As you’ll have noted from our coverage, as far as startup land is concerned, AI is hot, hot, hot.
Meanwhile, the lean methodology — think of a hypothesis, test it, iterate on it — has been canon for entrepreneurs and founders the world over for the past decade. But AI will most likely play a role in building startups faster, cheaper and more efficiently. So I asked the man who invented the concept of the lean startup, Steve Blank, to see what he thinks.
AI might not have started with ChatGPT, but the ability for the general public to interact with generative AI on a wide scale did. But even still, Blank says we’re collectively underestimating the potential of generative AI.
“I’m surprised no one has done a parody of actually reviewing a three-month-old baby,” Blank said, “and saying all it does is poop in its pants, and it can’t even finish complete sentences, rather than going, ‘Holy shit! This is like the first week of this thing’s life!’ and we really don’t realize it.”
And, just like a three-month-old, nobody can fully predict what ChatGPT has in store for us next. “Copilot has changed the life of every programmer, period, who writes software,” Blank said. “It’s probably increased productivity by 50%, and that’s if you’re using it poorly.

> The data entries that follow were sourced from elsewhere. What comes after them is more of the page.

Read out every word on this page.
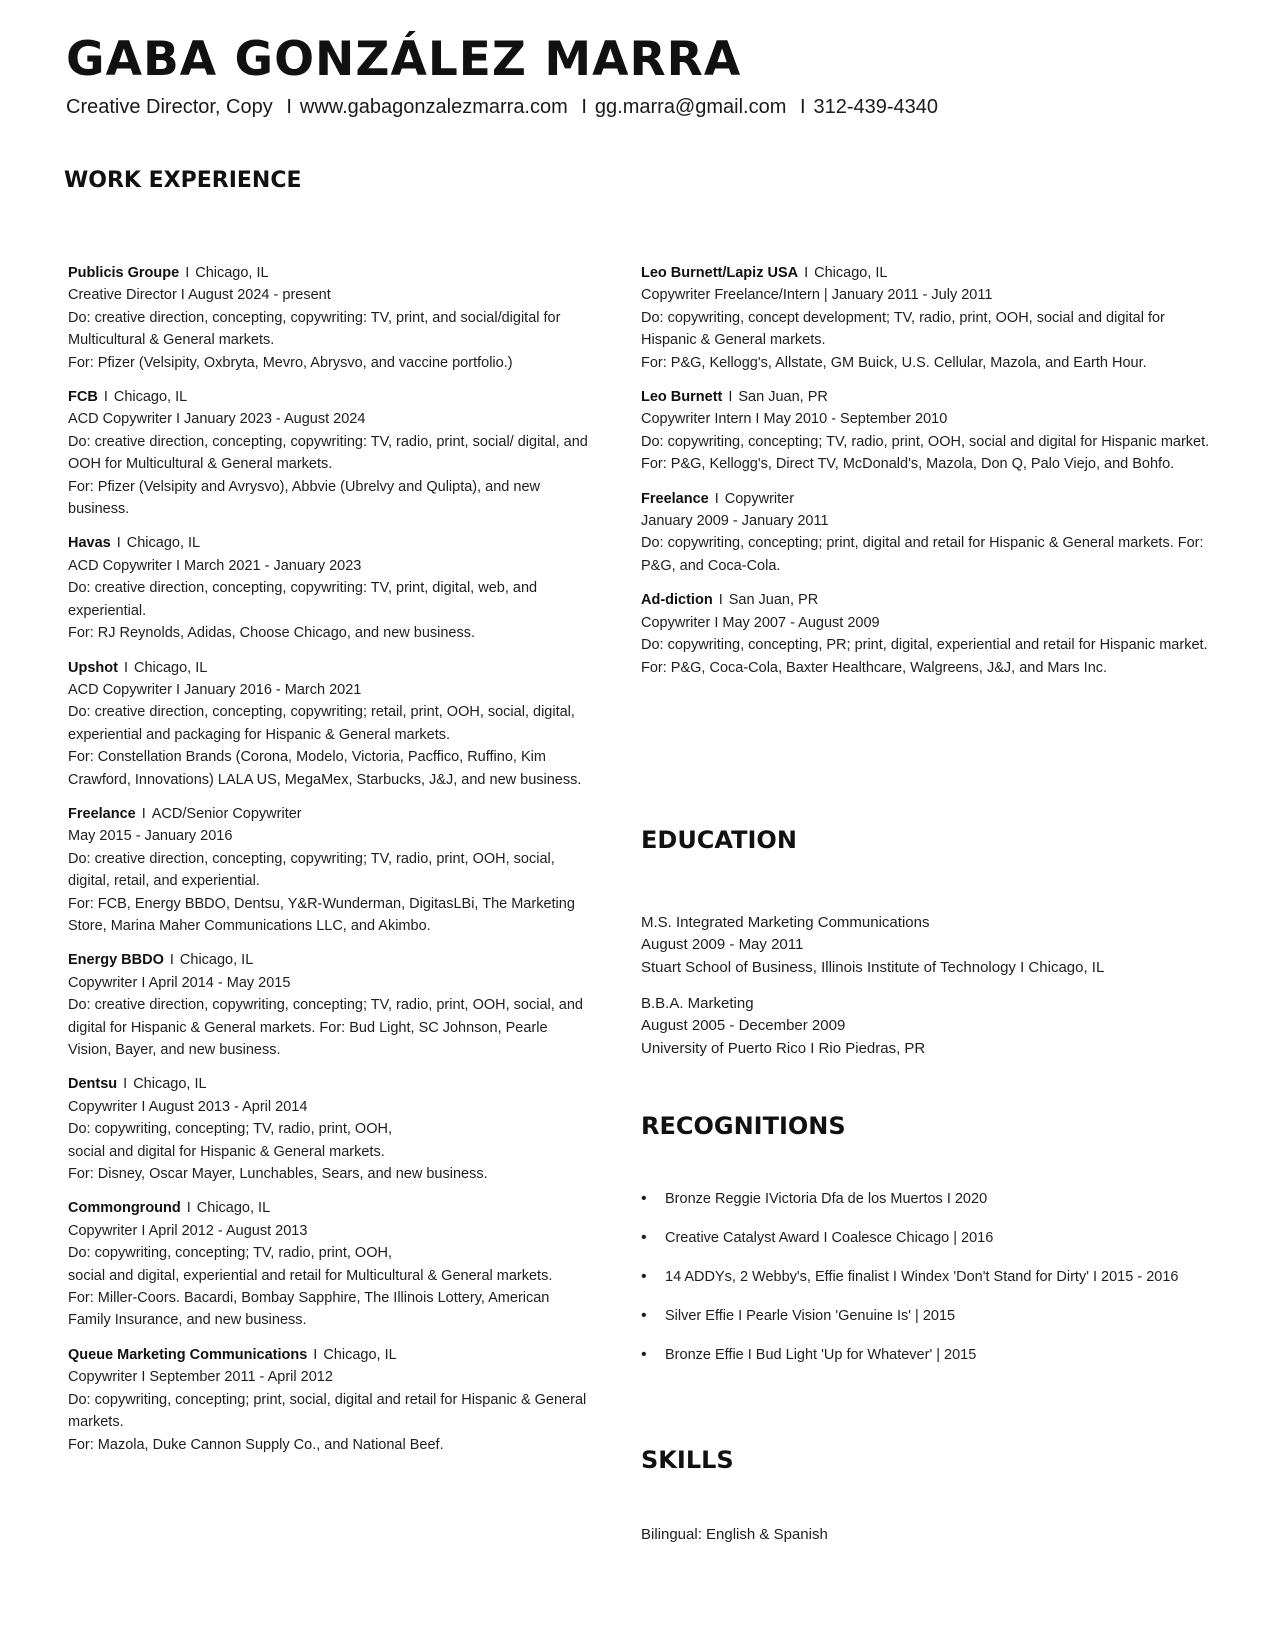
GABA GONZÁLEZ MARRA
Creative Director, Copy I www.gabagonzalezmarra.com I gg.marra@gmail.com I 312-439-4340
WORK EXPERIENCE
Publicis Groupe I Chicago, IL
Creative Director I August 2024 - present
Do: creative direction, concepting, copywriting: TV, print, and social/digital for Multicultural & General markets.
For: Pfizer (Velsipity, Oxbryta, Mevro, Abrysvo, and vaccine portfolio.)
FCB I Chicago, IL
ACD Copywriter I January 2023 - August 2024
Do: creative direction, concepting, copywriting: TV, radio, print, social/ digital, and OOH for Multicultural & General markets.
For: Pfizer (Velsipity and Avrysvo), Abbvie (Ubrelvy and Qulipta), and new business.
Havas I Chicago, IL
ACD Copywriter I March 2021 - January 2023
Do: creative direction, concepting, copywriting: TV, print, digital, web, and experiential.
For: RJ Reynolds, Adidas, Choose Chicago, and new business.
Upshot I Chicago, IL
ACD Copywriter I January 2016 - March 2021
Do: creative direction, concepting, copywriting; retail, print, OOH, social, digital, experiential and packaging for Hispanic & General markets.
For: Constellation Brands (Corona, Modelo, Victoria, Pacffico, Ruffino, Kim Crawford, Innovations) LALA US, MegaMex, Starbucks, J&J, and new business.
Freelance I ACD/Senior Copywriter
May 2015 - January 2016
Do: creative direction, concepting, copywriting; TV, radio, print, OOH, social, digital, retail, and experiential.
For: FCB, Energy BBDO, Dentsu, Y&R-Wunderman, DigitasLBi, The Marketing Store, Marina Maher Communications LLC, and Akimbo.
Energy BBDO I Chicago, IL
Copywriter I April 2014 - May 2015
Do: creative direction, copywriting, concepting; TV, radio, print, OOH, social, and digital for Hispanic & General markets. For: Bud Light, SC Johnson, Pearle Vision, Bayer, and new business.
Dentsu I Chicago, IL
Copywriter I August 2013 - April 2014
Do: copywriting, concepting; TV, radio, print, OOH,
social and digital for Hispanic & General markets.
For: Disney, Oscar Mayer, Lunchables, Sears, and new business.
Commonground I Chicago, IL
Copywriter I April 2012 - August 2013
Do: copywriting, concepting; TV, radio, print, OOH,
social and digital, experiential and retail for Multicultural & General markets.
For: Miller-Coors. Bacardi, Bombay Sapphire, The Illinois Lottery, American Family Insurance, and new business.
Queue Marketing Communications I Chicago, IL
Copywriter I September 2011 - April 2012
Do: copywriting, concepting; print, social, digital and retail for Hispanic & General markets.
For: Mazola, Duke Cannon Supply Co., and National Beef.
Leo Burnett/Lapiz USA I Chicago, IL
Copywriter Freelance/Intern | January 2011 - July 2011
Do: copywriting, concept development; TV, radio, print, OOH, social and digital for Hispanic & General markets.
For: P&G, Kellogg's, Allstate, GM Buick, U.S. Cellular, Mazola, and Earth Hour.
Leo Burnett I San Juan, PR
Copywriter Intern I May 2010 - September 2010
Do: copywriting, concepting; TV, radio, print, OOH, social and digital for Hispanic market.
For: P&G, Kellogg's, Direct TV, McDonald's, Mazola, Don Q, Palo Viejo, and Bohfo.
Freelance I Copywriter
January 2009 - January 2011
Do: copywriting, concepting; print, digital and retail for Hispanic & General markets. For: P&G, and Coca-Cola.
Ad-diction I San Juan, PR
Copywriter I May 2007 - August 2009
Do: copywriting, concepting, PR; print, digital, experiential and retail for Hispanic market. For: P&G, Coca-Cola, Baxter Healthcare, Walgreens, J&J, and Mars Inc.
EDUCATION
M.S. Integrated Marketing Communications
August 2009 - May 2011
Stuart School of Business, Illinois Institute of Technology I Chicago, IL
B.B.A. Marketing
August 2005 - December 2009
University of Puerto Rico I Rio Piedras, PR
RECOGNITIONS
• Bronze Reggie IVictoria Dfa de los Muertos I 2020
• Creative Catalyst Award I Coalesce Chicago | 2016
• 14 ADDYs, 2 Webby's, Effie finalist I Windex 'Don't Stand for Dirty' I 2015 - 2016
• Silver Effie I Pearle Vision 'Genuine Is' | 2015
• Bronze Effie I Bud Light 'Up for Whatever' | 2015
SKILLS
Bilingual: English & Spanish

That’s a mind-blower.”
Blank highlights how AI-assisted research has made leaps of progress in the form of AlphaFold, a project that is trying to translate proteins into their three-dimensional structures, which can help us understand processes in the body, including aging. AI, obviously, goes far beyond, and we’ve only just started to see the tremendous evolution that will span all sciences. Blank might be on to something: Just last week, researchers at University College, London and Moorfields Eye Hospital in the U.K. identified markers for Parkinson’s disease in eye scans using AI.
That kind of diagnosis might’ve taken years without the help of AI.
Blank is wide-eyed about where it can yet go, considering how much money is being thrown at AI projects without much VC scrutiny. And to him, the concept of the “lean startup” is about to change forever. “I just think it’s going to be an amazing ride,” he said. “Part of the amazing ride, let’s go back to the VC part, is that the dumb money is just poured into it. Think about it: There’s probably 10,000 experiments being run with capital. It’s not 10,000 experiments being run in your basement; there’s a ton of stuff that’s been thrown against the wall to see if any bit sticks.”